Researcher Magdalena Lyimo presented her research on the anti HIV-1 properties of human breast milk at the Dartmouth-Hitchcock Medical Center last Wednesday.

Although breast milk is responsible for one-third of new HIV-1 cases from mother to child each year, this method of transmission is relatively inefficient. Lyimo’s work with Ruth Connor and Alex Howell of the department of physiology aimed to explore breast milk’s properties with regard to both cell-free (active virus particles) and cell-associated (proviral DNA in immune cells) HIV-1.

Lyimo’s primary work used breast milk from healthy donors from the Upper Valley to examine its properties with respect to a number of factors. She concluded that breast milk inhibits cell-free HIV-1 infection regardless of the virus tropism by examining the R5, X4, and R5X4 HIV-1 strains. However, breast milk from these donors did not inhibit cell-associated HIV-1 because it proceeds with a different mechanism of infection.

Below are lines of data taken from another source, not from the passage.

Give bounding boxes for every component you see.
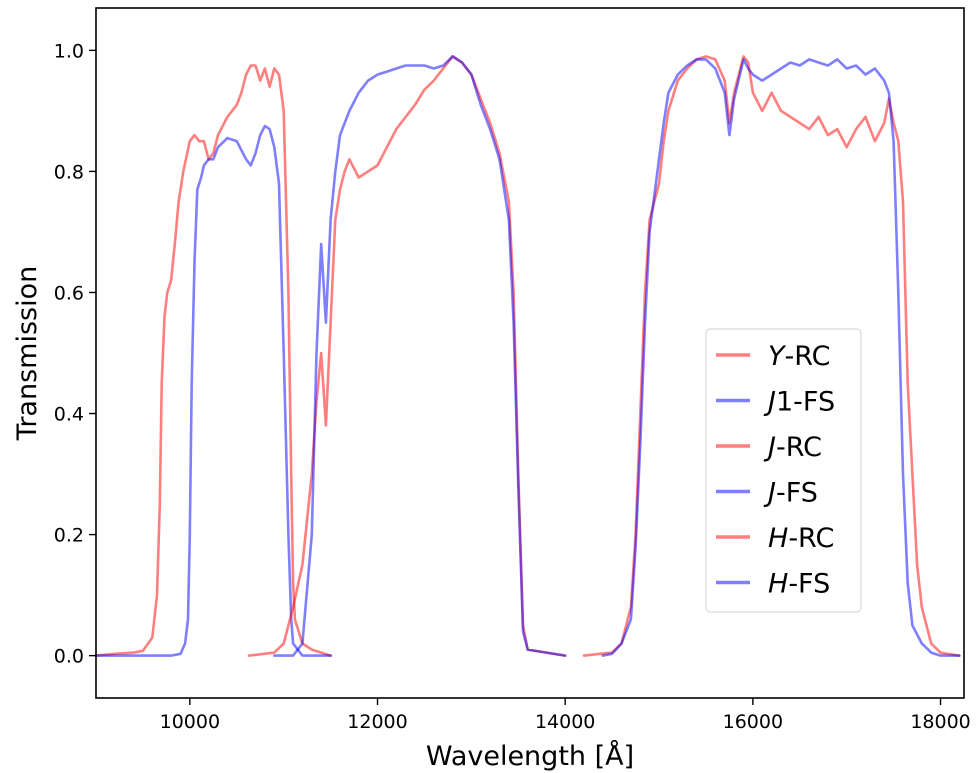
x-tick-label: 16000 xyxy=(723,711,783,733)
legend-entry-symbol: H xyxy=(768,523,788,554)
legend-entry-suffix: -RC xyxy=(785,341,831,372)
y-tick-label: 0.6 xyxy=(54,282,84,304)
legend-entry: J1-FS xyxy=(763,387,835,418)
y-tick-label: 0.4 xyxy=(54,404,84,426)
legend-entry: J-RC xyxy=(763,432,822,463)
x-tick-label: 10000 xyxy=(160,711,220,733)
series-layer xyxy=(94,55,961,657)
legend-entry-suffix: 1-FS xyxy=(776,387,835,418)
legend-entry: J-FS xyxy=(763,478,818,509)
series-line-j-fs xyxy=(273,55,567,657)
series-line-y-rc xyxy=(94,64,332,657)
x-tick-label: 14000 xyxy=(535,711,595,733)
y-tick-label: 0.0 xyxy=(54,646,84,668)
legend-entry-suffix: -RC xyxy=(788,523,834,554)
x-tick-label: 18000 xyxy=(910,711,970,733)
legend-entry: Y-RC xyxy=(768,341,831,372)
legend-entry-symbol: H xyxy=(768,569,788,600)
series-line-h-rc xyxy=(582,55,961,657)
y-tick-label: 1.0 xyxy=(54,40,84,62)
y-axis-label: Transmission xyxy=(12,266,43,441)
legend-entry-suffix: -FS xyxy=(788,569,830,600)
series-line-j1-fs xyxy=(94,124,332,657)
legend-entry: H-RC xyxy=(768,523,834,554)
x-tick-label: 12000 xyxy=(347,711,407,733)
series-line-h-fs xyxy=(601,58,961,657)
legend-entry: H-FS xyxy=(768,569,830,600)
plot-frame xyxy=(95,7,965,699)
series-line-j-rc xyxy=(247,55,567,657)
legend-entry-suffix: -FS xyxy=(776,478,818,509)
ticks-layer: 10000 12000 14000 16000 18000 0.0 0.2 0.4 0.6 0.8… xyxy=(54,40,971,733)
y-tick-label: 0.8 xyxy=(54,161,84,183)
x-axis-label: Wavelength [Å] xyxy=(426,740,634,772)
legend-entry-suffix: -RC xyxy=(776,432,822,463)
legend-entry-symbol: Y xyxy=(768,341,787,372)
y-tick-label: 0.2 xyxy=(54,525,84,547)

Using dual PCR, Dr. Lyimo was also able to conclude that breast milk from the uninfected donors inhibits the early stages of infection, like reverse transcription and integration, in CD4 cells. Unfortunately, breast milk does not inhibit the release of HIV-1 and the observed decrease in transcription was not sustained beyond five days.

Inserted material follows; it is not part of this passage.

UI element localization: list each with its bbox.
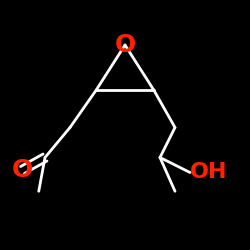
Text: O: O <box>114 33 136 57</box>
Text: OH: OH <box>190 162 228 182</box>
Text: O: O <box>12 158 33 182</box>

Lyimo then questioned whether or not breast milk from HIV-1 infected donors had the same inhibitory properties. Interestingly, both the breast milk from the ten HIV positive as well as the ten HIV negative donors in TZM-bl assays once again showed inhibition of cell-free HIV-1 independent of virus tropism, and no inhibition of cell-associated HIV-1. Because the number of donors was so small, further studies will be needed to support these reported effects.

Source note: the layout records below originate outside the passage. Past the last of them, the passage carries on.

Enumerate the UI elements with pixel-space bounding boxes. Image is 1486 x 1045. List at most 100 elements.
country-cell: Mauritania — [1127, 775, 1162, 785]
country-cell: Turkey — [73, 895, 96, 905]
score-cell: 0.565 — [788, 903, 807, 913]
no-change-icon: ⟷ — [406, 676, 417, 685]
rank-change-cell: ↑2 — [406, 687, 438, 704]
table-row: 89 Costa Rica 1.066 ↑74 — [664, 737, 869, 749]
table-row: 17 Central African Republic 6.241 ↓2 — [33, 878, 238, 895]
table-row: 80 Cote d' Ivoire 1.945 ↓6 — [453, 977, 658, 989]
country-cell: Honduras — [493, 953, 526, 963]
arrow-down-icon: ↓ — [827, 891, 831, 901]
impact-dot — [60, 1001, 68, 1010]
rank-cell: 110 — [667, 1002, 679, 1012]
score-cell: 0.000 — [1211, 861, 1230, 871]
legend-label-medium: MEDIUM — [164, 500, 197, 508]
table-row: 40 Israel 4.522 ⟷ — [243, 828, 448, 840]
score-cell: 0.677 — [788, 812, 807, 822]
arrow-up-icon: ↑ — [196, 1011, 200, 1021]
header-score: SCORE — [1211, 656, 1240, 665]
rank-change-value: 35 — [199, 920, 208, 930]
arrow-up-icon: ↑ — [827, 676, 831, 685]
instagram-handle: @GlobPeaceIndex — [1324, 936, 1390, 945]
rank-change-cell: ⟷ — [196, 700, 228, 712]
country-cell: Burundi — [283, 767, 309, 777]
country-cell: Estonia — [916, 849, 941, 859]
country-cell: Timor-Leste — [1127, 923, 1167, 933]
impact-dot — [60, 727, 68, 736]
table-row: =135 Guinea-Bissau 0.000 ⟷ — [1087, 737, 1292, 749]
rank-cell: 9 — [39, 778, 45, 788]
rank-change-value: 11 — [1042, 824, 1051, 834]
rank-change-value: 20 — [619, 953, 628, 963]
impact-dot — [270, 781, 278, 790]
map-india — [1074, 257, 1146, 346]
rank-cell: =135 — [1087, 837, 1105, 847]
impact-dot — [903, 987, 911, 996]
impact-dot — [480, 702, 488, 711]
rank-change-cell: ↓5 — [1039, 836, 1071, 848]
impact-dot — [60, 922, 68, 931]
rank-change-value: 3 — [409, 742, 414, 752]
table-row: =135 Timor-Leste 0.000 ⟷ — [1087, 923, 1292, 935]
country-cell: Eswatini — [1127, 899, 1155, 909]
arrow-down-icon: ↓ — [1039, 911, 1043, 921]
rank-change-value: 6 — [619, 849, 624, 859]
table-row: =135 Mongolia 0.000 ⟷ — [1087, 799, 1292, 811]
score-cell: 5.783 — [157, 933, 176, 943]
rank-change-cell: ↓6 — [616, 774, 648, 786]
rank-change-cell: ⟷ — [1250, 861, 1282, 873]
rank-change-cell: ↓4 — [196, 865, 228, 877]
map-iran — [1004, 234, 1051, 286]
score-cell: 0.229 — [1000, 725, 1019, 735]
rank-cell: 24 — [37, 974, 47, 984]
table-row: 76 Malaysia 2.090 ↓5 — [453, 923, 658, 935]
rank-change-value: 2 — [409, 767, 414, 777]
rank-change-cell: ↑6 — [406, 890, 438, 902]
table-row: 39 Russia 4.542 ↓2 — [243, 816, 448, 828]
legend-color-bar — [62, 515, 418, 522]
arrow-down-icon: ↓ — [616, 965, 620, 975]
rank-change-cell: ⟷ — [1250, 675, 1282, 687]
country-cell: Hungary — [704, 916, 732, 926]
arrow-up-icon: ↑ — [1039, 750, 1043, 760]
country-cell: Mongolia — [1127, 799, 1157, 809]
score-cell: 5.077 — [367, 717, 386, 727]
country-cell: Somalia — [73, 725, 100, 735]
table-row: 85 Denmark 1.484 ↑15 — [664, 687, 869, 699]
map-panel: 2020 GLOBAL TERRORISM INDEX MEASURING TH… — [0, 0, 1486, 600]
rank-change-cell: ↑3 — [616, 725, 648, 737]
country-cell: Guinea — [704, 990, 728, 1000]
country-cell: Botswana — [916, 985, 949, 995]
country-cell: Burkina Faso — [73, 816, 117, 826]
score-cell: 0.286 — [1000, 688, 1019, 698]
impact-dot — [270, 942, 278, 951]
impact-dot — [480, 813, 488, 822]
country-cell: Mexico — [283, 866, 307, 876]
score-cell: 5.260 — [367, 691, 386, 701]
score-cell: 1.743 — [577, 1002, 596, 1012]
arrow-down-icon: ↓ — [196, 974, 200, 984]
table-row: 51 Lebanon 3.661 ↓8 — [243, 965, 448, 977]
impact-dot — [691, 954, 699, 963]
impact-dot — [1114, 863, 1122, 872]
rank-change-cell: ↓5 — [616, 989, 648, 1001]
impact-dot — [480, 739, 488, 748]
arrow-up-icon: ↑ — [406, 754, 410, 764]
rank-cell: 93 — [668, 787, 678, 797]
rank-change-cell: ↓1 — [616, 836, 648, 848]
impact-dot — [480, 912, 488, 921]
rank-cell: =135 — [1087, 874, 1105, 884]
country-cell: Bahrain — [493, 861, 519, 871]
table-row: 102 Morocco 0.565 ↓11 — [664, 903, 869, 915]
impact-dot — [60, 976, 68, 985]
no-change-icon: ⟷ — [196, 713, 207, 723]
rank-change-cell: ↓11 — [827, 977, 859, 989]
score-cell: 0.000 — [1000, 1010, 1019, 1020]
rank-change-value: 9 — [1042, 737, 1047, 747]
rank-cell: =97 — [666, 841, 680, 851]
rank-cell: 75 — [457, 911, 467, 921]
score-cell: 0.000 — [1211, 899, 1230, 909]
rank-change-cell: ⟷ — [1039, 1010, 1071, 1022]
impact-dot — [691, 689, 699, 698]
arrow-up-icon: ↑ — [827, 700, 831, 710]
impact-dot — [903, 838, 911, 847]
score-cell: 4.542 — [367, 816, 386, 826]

Curious as to whether these inhibitory effects were mediated by innate immune factors or HIV-specific antibodies in the milk, Lyimo then examined the presence of chemokines and pathogen-specific antibodies and observed levels of inhibition. There was no correlation between observed levels of inhibition and levels of chemokines responsible for inhibition activity including MIP-1α, MID-1β, and RANTES, suggesting these chemokines may be working in combination with other cytokines, or not mediating the inhibitory properties of breast milk. Lyimo also tried depleting IgG and IgA, two pathogen-specific antibodies, but the altered milk from both HIV-positive and HIV-negative donors maintained its inhibitory effects.

Thus, Lyimo’s continuing work is focused on determining what causes the observed inhibitory effects of breast milk. Glycosaminoglycans are a possible candidate because after the depletion of anionic factors like these glycans, anti HIV-1 activity in breast milk was reduced. Lyimo’s lab is currently performing enzymatic digestion of these glycans to confirm their hypotheses.